Writing a great commit summary is like writing a great tweet, only shorter.

It is part of common sense to assume that the worthiest commit messages lie far from any extremes. Years ago, I often fell in the trap of hastily sending a commit after commit, annoyed by the fact that I have to add a summary to it (let alone a description). I’ve seen many projects whose commit summaries consist primarily of one-word verbs like [FIX], [CLEAN], [TEST], etc.

They don’t tell much do they? Six months down the road, you’d be scratching your head, trying to remember what you were thinking exactly six months before, when you wrote that commit.

On the other hand, are the “novels”. Some programmers go into much detail of what they’ve done, both in the summary, and in the description. This makes it difficult to read, and understand later on, what they did exactly.

Being verbose is by no means a bad thing. In fact, programmers are encouraged to put lengthy details about their commits, but only in the description. The summary is what helps you and other programmers to skim through thousands of commits, so it must be both concise and insightful.

The art of making a great commit message #

In a 2008 blog posttpope, described a system for creating commit messages, which I started calling simply, the “50/72" rule. The rules of the game are simple:

  1. The first line of your commit message must be maximum 50 characters long. No more, and (ideally), no less.
  2. Leave a blank line
  3. Start writing your description. The description can be as verbose as it suits you. Each line in your description should though wrap at the 72nd mark.

Git is smart enough to distinguish the first line of your commit message as your summary. In fact, if you try git shortlog, instead of git log, you will see a long list of commit messages, consisting of the id of the commit, and the summary only. The reason for wrapping your description lines at the 72nd mark is that git log adds a padding of 4 blank spaces when displaying the commit message. To center the message perfectly, and make it read well on an 80-column terminal, you’d want to leave space for 4 more blank spaces at right side. That’s where 72 comes from.

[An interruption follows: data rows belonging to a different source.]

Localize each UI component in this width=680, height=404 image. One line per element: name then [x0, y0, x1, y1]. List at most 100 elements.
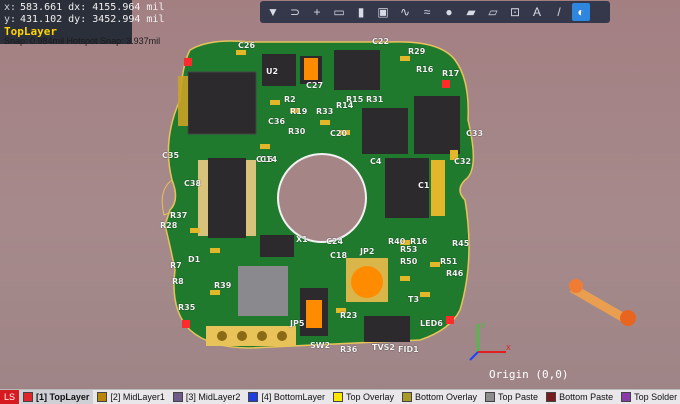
layer-tab-label: [4] BottomLayer [261, 392, 325, 402]
bar-chart-icon[interactable]: ▮ [352, 3, 370, 21]
layer-tab[interactable]: [1] TopLayer [19, 390, 94, 404]
led-right [442, 80, 450, 88]
layer-tab-label: Bottom Paste [559, 392, 614, 402]
designator-label: T3 [408, 295, 420, 304]
designator-label: R46 [446, 269, 464, 278]
layer-tab-label: [3] MidLayer2 [185, 392, 241, 402]
designator-label: X1 [296, 235, 308, 244]
ic-topleft [187, 71, 257, 135]
layer-tab[interactable]: Bottom Paste [542, 390, 617, 404]
designator-label: C18 [330, 251, 348, 260]
designator-label: R51 [440, 257, 458, 266]
layer-tab[interactable]: [2] MidLayer1 [93, 390, 169, 404]
designator-label: C35 [162, 151, 180, 160]
designator-label: C24 [326, 237, 344, 246]
dx-value: 4155.964 mil [92, 2, 165, 13]
origin-label: Origin (0,0) [489, 368, 569, 381]
designator-label: R45 [452, 239, 470, 248]
ic-right-1 [362, 108, 408, 154]
layer-tab-label: Bottom Overlay [415, 392, 478, 402]
layer-tab-label: Top Paste [498, 392, 539, 402]
ic-left-long [208, 158, 246, 238]
designator-label: R35 [178, 303, 196, 312]
axis-triad: Y X [469, 322, 511, 361]
ic-x1 [260, 235, 294, 257]
designator-label: D1 [188, 255, 201, 264]
designator-label: R39 [214, 281, 232, 290]
dy-value: 3452.994 mil [92, 14, 165, 25]
layer-color-swatch [332, 392, 343, 402]
layer-color-swatch [485, 392, 496, 402]
layer-color-swatch [172, 392, 183, 402]
region-icon[interactable]: ▱ [484, 3, 502, 21]
via-icon[interactable]: ● [440, 3, 458, 21]
orange-marker-icon [569, 279, 636, 326]
designator-label: U2 [266, 67, 279, 76]
ic-top-right-1 [334, 50, 380, 90]
route-diff-icon[interactable]: ≈ [418, 3, 436, 21]
designator-label: C32 [454, 157, 472, 166]
layer-tab[interactable]: Bottom Overlay [398, 390, 481, 404]
x-value: 583.661 [20, 2, 63, 13]
layer-tab[interactable]: Top Paste [481, 390, 542, 404]
designator-label: R36 [340, 345, 358, 354]
pcb-board[interactable]: C26 C22 R29 R17 U2 R16 C27 R2 C36 R19 R33 R14 R15 R31… [150, 30, 490, 360]
svg-text:Y: Y [480, 322, 486, 330]
led-bottomright [446, 316, 454, 324]
filter-icon[interactable]: ▼ [264, 3, 282, 21]
designator-label: LED6 [420, 319, 443, 328]
svg-text:X: X [506, 344, 511, 352]
route-single-icon[interactable]: ∿ [396, 3, 414, 21]
designator-label: C38 [184, 179, 202, 188]
designator-label: R29 [408, 47, 426, 56]
dimension-icon[interactable]: ⊡ [506, 3, 524, 21]
layer-color-swatch [546, 392, 557, 402]
designator-label: R37 [170, 211, 188, 220]
designator-label: R7 [170, 261, 182, 270]
layer-color-swatch [248, 392, 259, 402]
component-icon[interactable]: ▣ [374, 3, 392, 21]
designator-label: FID1 [398, 345, 419, 354]
designator-label: C33 [466, 129, 484, 138]
layer-tab-label: Top Solder [634, 392, 678, 402]
ic-bottom-left [238, 266, 288, 316]
layer-tab[interactable]: [3] MidLayer2 [169, 390, 245, 404]
text-icon[interactable]: A [528, 3, 546, 21]
layer-tab-bar: LS [1] TopLayer [2] MidLayer1 [3] MidLayer2… [0, 389, 680, 404]
select-rect-icon[interactable]: ▭ [330, 3, 348, 21]
designator-label: R23 [340, 311, 358, 320]
snap-info: Snap: 0.984mil Hotspot Snap: 3.937mil [4, 36, 161, 46]
layer-tab[interactable]: Top Overlay [329, 390, 398, 404]
dy-label: dy: [68, 14, 87, 25]
designator-label: C20 [330, 129, 348, 138]
designator-label: R19 [290, 107, 308, 116]
active-bar-toolbar: ▼ ⊃ + ▭ ▮ ▣ ∿ ≈ ● ▰ ▱ ⊡ A / ◐ [260, 1, 610, 23]
designator-label: R17 [442, 69, 460, 78]
polygon-icon[interactable]: ▰ [462, 3, 480, 21]
designator-label: JP5 [290, 319, 305, 328]
layer-tab-label: [1] TopLayer [36, 392, 90, 402]
layer-tab-label: [2] MidLayer1 [110, 392, 165, 402]
x-label: x: [4, 2, 17, 13]
dx-label: dx: [68, 2, 87, 13]
designator-label: C27 [306, 81, 324, 90]
designator-label: C26 [238, 41, 256, 50]
designator-label: R30 [288, 127, 306, 136]
3d-view-icon[interactable]: ◐ [572, 3, 590, 21]
route-icon[interactable]: ⊃ [286, 3, 304, 21]
layer-tab[interactable]: Top Solder [617, 390, 680, 404]
designator-label: C36 [268, 117, 286, 126]
designator-label: C14 [260, 155, 278, 164]
designator-label: R31 [366, 95, 384, 104]
led-bottomleft [182, 320, 190, 328]
line-icon[interactable]: / [550, 3, 568, 21]
designator-label: JP2 [360, 247, 375, 256]
layer-tab[interactable]: [4] BottomLayer [244, 390, 329, 404]
layer-color-swatch [402, 392, 412, 402]
designator-label: R28 [160, 221, 178, 230]
layer-set-button[interactable]: LS [0, 390, 20, 404]
led-topleft [184, 58, 192, 66]
crosshair-icon[interactable]: + [308, 3, 326, 21]
layer-color-swatch [621, 392, 632, 402]
designator-label: TVS2 [372, 343, 395, 352]
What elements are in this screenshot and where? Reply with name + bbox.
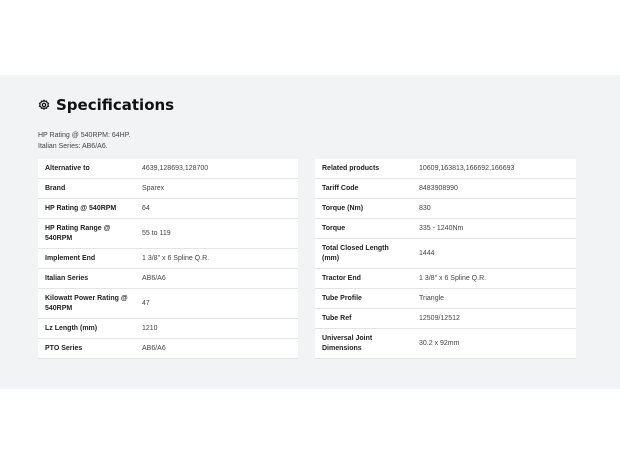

What about the 50? An analysis of the average length of commit messages in the linux kernel suggests that the ideal size of a git commit summary is around 50 characters in length:

Most commit messages average around 50 characters in length

Most code editors display the current line and column number that the cursor is at. Many support automatic wrap-line settings. If you are using GitHub’s desktop app (as I used to), it will also show you warnings when you are over the limit.

Writing a great commit summary is like writing a great tweet, only shorter. Id suggest to try and write your thoughts at first, to see how long it gets. Then you’s paraphrase it, and put the extra content (the details) in the summary. Try to use the 50-column mark as a guideline for your thoughts. Try to reach as close as possible to it, without going over. Remember, short commit messages do not help, too long don’t either.

How does your project compare? #

How does your team compare to the linux kernel contributors? You can check yourselves, using the code below:

cd /path/to/repo

#displays the raw lengths
git shortlog  | grep -e '^      ' | sed 's/[[:space:]]\+\(.*\)$/\1/' | awk '{print length($0)}'

#or a text-based historgam
git shortlog  | grep -e '^      ' | sed 's/[[:space:]]\+\(.*\)$/\1/' | awk '{lens[length($0)]++;} END {for (len in lens) print len, lens[len] }' | sort -n

You can use the data and plot it on a real histogram, using matplotlib. Many thanks to mgalgs for posting the code, and the histogram originally on StackOverflow.